I mention a couple of crimes local to me because they did not grip the community for more than a few hours or a couple of days. The murder last week has almost passed unnoticed. But this is now, in England. That was then. The murder of Sophie Toscan du Plantier was the first and last murder in West Cork for a century. Many of the books will tell you that the previous murder was none other than Michael Collins himself, in 1922. Sophie’s murder absolutely terrified the population and sent it into a kind of delirious hysteria. The community still seems angry. They feel rage that it happened, rage that t was so brutal, anger that it was a guest from overseas, angry that nobody has ever been charged. Only a confession can solve the case now.

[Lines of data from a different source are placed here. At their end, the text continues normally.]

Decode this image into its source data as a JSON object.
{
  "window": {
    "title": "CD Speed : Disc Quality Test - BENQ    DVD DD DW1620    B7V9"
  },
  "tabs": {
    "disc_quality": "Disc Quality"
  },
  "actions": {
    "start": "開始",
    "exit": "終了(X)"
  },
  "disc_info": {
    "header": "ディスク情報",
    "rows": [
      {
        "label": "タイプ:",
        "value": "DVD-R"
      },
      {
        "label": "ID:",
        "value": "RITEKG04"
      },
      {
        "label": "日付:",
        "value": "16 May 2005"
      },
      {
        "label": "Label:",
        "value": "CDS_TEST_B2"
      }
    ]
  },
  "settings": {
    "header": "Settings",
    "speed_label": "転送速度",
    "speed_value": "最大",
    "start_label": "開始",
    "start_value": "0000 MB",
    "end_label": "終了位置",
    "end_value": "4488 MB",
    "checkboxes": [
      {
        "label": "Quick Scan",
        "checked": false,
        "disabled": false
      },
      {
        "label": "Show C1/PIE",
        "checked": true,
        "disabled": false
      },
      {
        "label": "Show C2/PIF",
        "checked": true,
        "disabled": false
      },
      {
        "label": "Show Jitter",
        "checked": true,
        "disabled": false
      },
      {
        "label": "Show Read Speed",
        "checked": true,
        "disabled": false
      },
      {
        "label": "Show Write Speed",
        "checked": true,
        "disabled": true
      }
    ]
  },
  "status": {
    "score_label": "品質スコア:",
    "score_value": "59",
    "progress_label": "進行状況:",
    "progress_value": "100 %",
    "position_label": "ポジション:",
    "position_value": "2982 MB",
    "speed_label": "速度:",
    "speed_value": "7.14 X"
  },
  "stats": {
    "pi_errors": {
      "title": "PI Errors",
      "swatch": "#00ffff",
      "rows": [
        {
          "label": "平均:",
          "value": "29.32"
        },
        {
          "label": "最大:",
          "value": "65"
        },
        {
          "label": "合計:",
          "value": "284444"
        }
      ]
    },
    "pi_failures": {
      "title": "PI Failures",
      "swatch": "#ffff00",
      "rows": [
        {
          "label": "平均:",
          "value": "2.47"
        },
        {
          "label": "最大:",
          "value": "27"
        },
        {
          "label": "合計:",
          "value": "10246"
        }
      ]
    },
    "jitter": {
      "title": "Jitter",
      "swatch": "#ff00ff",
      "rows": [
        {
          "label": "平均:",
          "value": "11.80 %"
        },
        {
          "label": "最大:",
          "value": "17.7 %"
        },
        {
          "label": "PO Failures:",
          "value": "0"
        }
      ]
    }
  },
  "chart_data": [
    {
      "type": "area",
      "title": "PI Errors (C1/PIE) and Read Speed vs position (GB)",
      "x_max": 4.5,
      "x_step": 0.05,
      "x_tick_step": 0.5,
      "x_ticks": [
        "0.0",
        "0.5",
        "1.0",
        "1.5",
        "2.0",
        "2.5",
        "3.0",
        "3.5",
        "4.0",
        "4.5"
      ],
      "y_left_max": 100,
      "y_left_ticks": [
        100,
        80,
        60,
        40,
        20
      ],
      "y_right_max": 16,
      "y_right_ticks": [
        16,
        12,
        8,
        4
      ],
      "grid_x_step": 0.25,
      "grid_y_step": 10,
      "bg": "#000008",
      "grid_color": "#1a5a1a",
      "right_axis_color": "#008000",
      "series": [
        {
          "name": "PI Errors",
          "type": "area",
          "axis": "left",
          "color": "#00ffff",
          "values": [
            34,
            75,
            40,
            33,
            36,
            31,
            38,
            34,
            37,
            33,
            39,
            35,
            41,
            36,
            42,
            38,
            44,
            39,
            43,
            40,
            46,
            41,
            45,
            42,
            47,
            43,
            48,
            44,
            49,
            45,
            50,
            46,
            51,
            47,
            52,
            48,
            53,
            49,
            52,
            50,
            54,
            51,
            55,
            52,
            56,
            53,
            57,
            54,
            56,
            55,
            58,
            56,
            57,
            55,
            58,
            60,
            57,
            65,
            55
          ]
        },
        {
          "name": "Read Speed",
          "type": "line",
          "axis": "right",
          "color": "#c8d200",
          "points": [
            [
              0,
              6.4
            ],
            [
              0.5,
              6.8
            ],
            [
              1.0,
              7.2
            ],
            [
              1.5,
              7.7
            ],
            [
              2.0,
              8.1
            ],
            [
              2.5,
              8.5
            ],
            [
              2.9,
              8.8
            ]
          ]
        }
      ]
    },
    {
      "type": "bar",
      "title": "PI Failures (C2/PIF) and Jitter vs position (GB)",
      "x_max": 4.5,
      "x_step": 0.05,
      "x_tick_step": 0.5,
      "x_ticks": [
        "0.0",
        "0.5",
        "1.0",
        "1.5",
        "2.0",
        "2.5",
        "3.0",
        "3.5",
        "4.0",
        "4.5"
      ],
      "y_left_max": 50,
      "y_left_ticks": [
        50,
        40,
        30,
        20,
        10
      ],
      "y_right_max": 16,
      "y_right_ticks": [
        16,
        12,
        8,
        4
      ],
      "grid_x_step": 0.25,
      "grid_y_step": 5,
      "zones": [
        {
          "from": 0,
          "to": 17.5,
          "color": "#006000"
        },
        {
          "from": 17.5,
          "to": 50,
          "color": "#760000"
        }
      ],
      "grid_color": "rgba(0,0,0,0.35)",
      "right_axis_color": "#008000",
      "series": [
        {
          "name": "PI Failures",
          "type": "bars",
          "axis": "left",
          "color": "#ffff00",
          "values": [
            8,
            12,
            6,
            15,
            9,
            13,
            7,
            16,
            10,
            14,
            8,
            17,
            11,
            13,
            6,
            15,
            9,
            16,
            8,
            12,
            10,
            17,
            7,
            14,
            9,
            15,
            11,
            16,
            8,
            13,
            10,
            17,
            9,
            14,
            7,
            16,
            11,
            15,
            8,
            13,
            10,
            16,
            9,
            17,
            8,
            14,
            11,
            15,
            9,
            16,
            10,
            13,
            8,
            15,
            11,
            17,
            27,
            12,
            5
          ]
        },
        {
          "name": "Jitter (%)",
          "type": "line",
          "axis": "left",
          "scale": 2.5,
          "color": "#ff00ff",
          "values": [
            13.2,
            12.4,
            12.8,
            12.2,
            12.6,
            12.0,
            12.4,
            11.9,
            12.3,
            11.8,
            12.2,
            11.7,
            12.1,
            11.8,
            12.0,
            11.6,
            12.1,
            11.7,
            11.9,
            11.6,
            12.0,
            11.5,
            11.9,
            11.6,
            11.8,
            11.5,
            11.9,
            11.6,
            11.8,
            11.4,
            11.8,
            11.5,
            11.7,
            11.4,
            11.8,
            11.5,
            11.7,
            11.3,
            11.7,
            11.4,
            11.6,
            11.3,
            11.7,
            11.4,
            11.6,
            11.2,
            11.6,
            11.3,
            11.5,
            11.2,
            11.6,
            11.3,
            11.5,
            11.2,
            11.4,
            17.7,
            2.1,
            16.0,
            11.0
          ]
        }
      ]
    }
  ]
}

I am not seeking to find out the identity of Sophie’s killer. Thousands of statements and questionnaires have failed to do that. Forensic science, as it was at the time, has failed. Many, many crimes go unpunished. I used to do this kind of research a lot: I mean research from afar, in the archives, trying desperately to keep an open mind. I would obsess about the Challenger space shuttle or the 1996 crash of TWA 800 for weeks and months at a time. I still check in on those stories now. That was a different time, when the internet was very young and nobody blogged and social media did not exist. I never thought I would be able to write about my adventures in the archives. But now I can, and the thrill of the chase is still there. I don’t expect to reveal to you what happened that night. Nobody can, except the killer. And would you believe absolutely a killer who only came forward 20 or 30 years after his crime?

I cannot tell you whodunnit. But I can help you choose who to believe, and who not to believe. I can tell you that not many of the people who appear on TV documentaries do it for innocent reasons. Everyone likes to feel important. I cannot tell you why I do what I do, and I accept it feels a little odd sometimes. You must make your own judgements. But please, do it from a position of strength. Don’t just listen to the loudest or most persistent voice.

My favourite person at the moment is Elizabeth Wassell, who wrote a novel based on her experience as a resident of that wonderful peninsula. I love Elizabeth’s appearance, with her red Celtic hair, and I love her melodic voice. I love her open-mindedness. But even she is only human. And virtually everyone who moved to West Cork by choice was looking for something. They are all suggestible with an artistic streak. What must the locals think of them all?

Who do you trust in this terrible story?